GAINS On Video: Lead Time Sensing Part 2: Pragmatic ML and AI to for Resiliency
In these episodes of GAINS On, join GAINS Co-founder Bill Benton as he describes lead time sensing and prediction, empowered by machine learning through GAINS. We know there’s a lot of noise around AI and ML, everything from chatbots to social media ads, but what we focus on here is pragmatic ML and AI that can be operationalized to be resilient across teams and time, and has built-in bidirectional plumbing. So we’re excited to bring this.
(00:05): Hi, my name’s Bill Benton. I’m the co-founder here at GAINSystems. I’m excited to talk to you today in this GAINS ON segment regarding lead time sensing and prediction, empowered by machine learning through GAINS.
(00:40): Data’s noisy, right? So if you look at your supply history, there’s gonna be returns, there’s going to be negative amounts, there’s going to be dates that weren’t accurate. How do you work through that? We use some anomaly detection. So when we talk about machine learning for prediction, we also use it beforehand for detecting those anomalies and the data coming in, so that we do an initial cleansing. Secondly, we work tightly with practitioners that are trying to employ this with our GAINS Labs team to refine what we call the feature data. So this is input data, and we’ll usually iterate that two to four times to get to the point where we’re convinced that there’s vastly more improvement than degradation.
(01:46) So, traditionally, that’s been hindcasting. So when you look at your supplier performance, on time performance, split lines versus whole lines, etc., you might be punishing somebody who’s been improving rapidly and is likely to do well in the future. Or conversely, you might be rewarding somebody who’s very likely to have an imminent decline in performance. As you think about anything where you’re trying to negotiate and you’re looking at what they’re going to deliver, it’s much better to know what they’re likely to deliver next versus what they’ve delivered last.
(02:29): One of the achilles heels of machine learning models and making sure that they’re both operationalized and resilient across time and teams is refreshing. One of the reasons that we’ve built this into GAINS as opposed to simply importing other people’s models, is to ensure that. So we collaborate with customers on the feature data, and as you learn more about AI and machine learning, what you’ll learn is that the methodologies are less important than the data you feed it.

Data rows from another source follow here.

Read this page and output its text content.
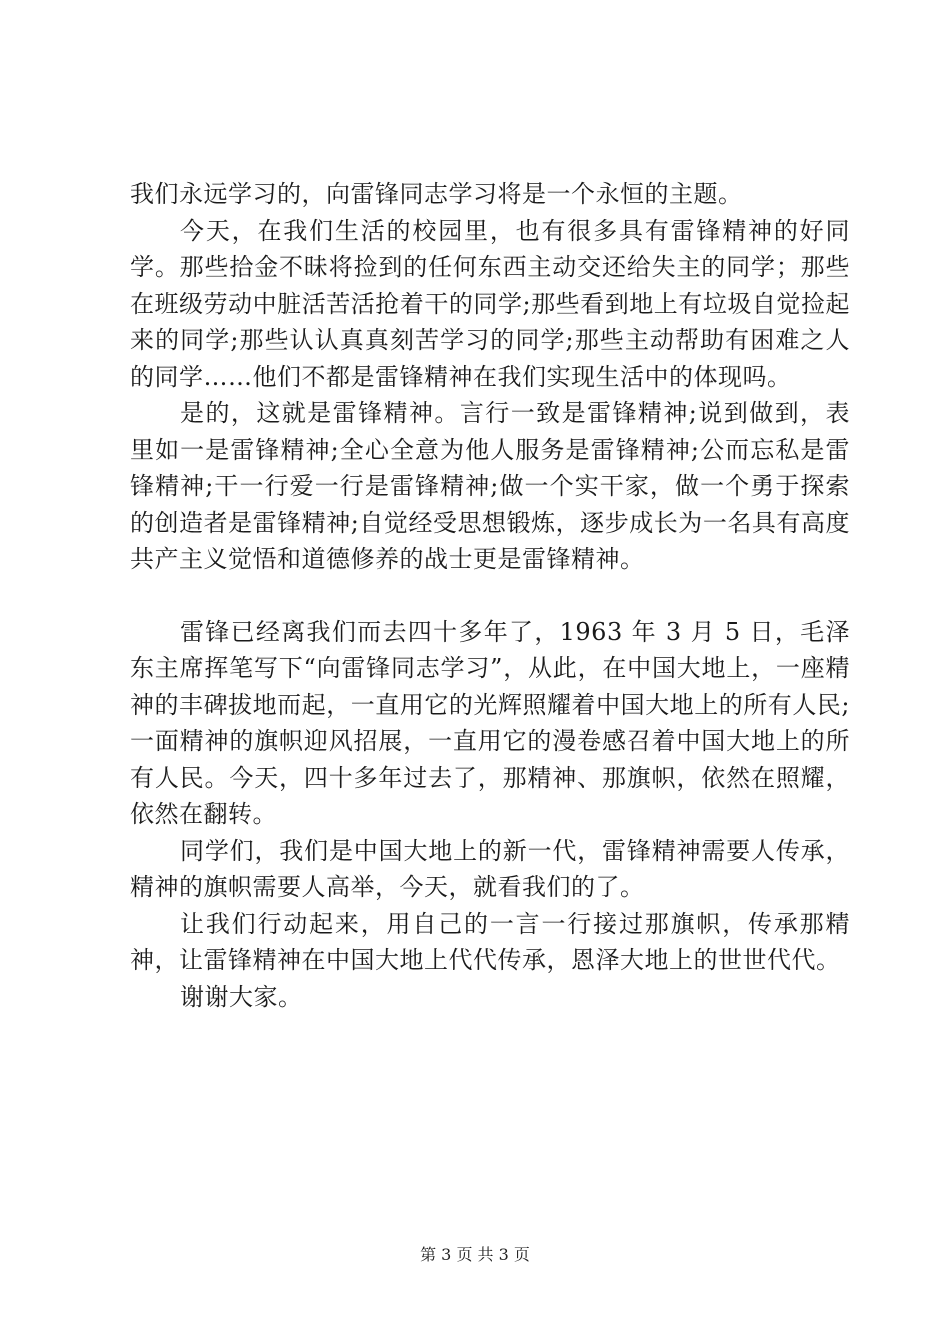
我们永远学习的，向雷锋同志学习将是一个永恒的主题。

今天，在我们生活的校园里，也有很多具有雷锋精神的好同学。那些拾金不昧将捡到的任何东西主动交还给失主的同学；那些在班级劳动中脏活苦活抢着干的同学;那些看到地上有垃圾自觉捡起来的同学;那些认认真真刻苦学习的同学;那些主动帮助有困难之人的同学……他们不都是雷锋精神在我们实现生活中的体现吗。

是的，这就是雷锋精神。言行一致是雷锋精神;说到做到，表里如一是雷锋精神;全心全意为他人服务是雷锋精神;公而忘私是雷锋精神;干一行爱一行是雷锋精神;做一个实干家，做一个勇于探索的创造者是雷锋精神;自觉经受思想锻炼，逐步成长为一名具有高度共产主义觉悟和道德修养的战士更是雷锋精神。

雷锋已经离我们而去四十多年了，1963 年 3 月 5 日，毛泽东主席挥笔写下“向雷锋同志学习”，从此，在中国大地上，一座精神的丰碑拔地而起，一直用它的光辉照耀着中国大地上的所有人民;一面精神的旗帜迎风招展，一直用它的漫卷感召着中国大地上的所有人民。今天，四十多年过去了，那精神、那旗帜，依然在照耀，依然在翻转。

同学们，我们是中国大地上的新一代，雷锋精神需要人传承，精神的旗帜需要人高举，今天，就看我们的了。

让我们行动起来，用自己的一言一行接过那旗帜，传承那精神，让雷锋精神在中国大地上代代传承，恩泽大地上的世世代代。

谢谢大家。

第 3 页 共 3 页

And so what do is we ensure that there’s a consistent refresh of feature data and looking at new types of feature data as conditions change, but then also that the model automatically refreshes and retrains with available data and an available target to put that output as opposed to requiring, say, a decision scientist to rerun; it’s built to last.
(03:28): These would be environments where A: lead time is longer and more variable. If you are having to deliver parts or goods in far less time than you get advanced notice and you have a long lead time gap, this could be incredibly helpful. The more variable that lead time or lead time gap is across time, the greater the need for this. So if it’s steady, if it’s long, but steady lead time sensing and prediction isn’t gonna be as valuable. If it’s long and variable and variable cyclically this can be hugely valuable, as we mentioned to improve myriad operating performance measures as well as productivity for the planning team. Thank you for your time today. We know there’s a lot of noise around AI and ML, but what we focus on here is pragmatic ML and AI that can be operationalized to be resilient across teams and time, and has built in bidirectional plumbing. So we’re excited to bring this. We think it’s highly useful and easily implemented. Thank you.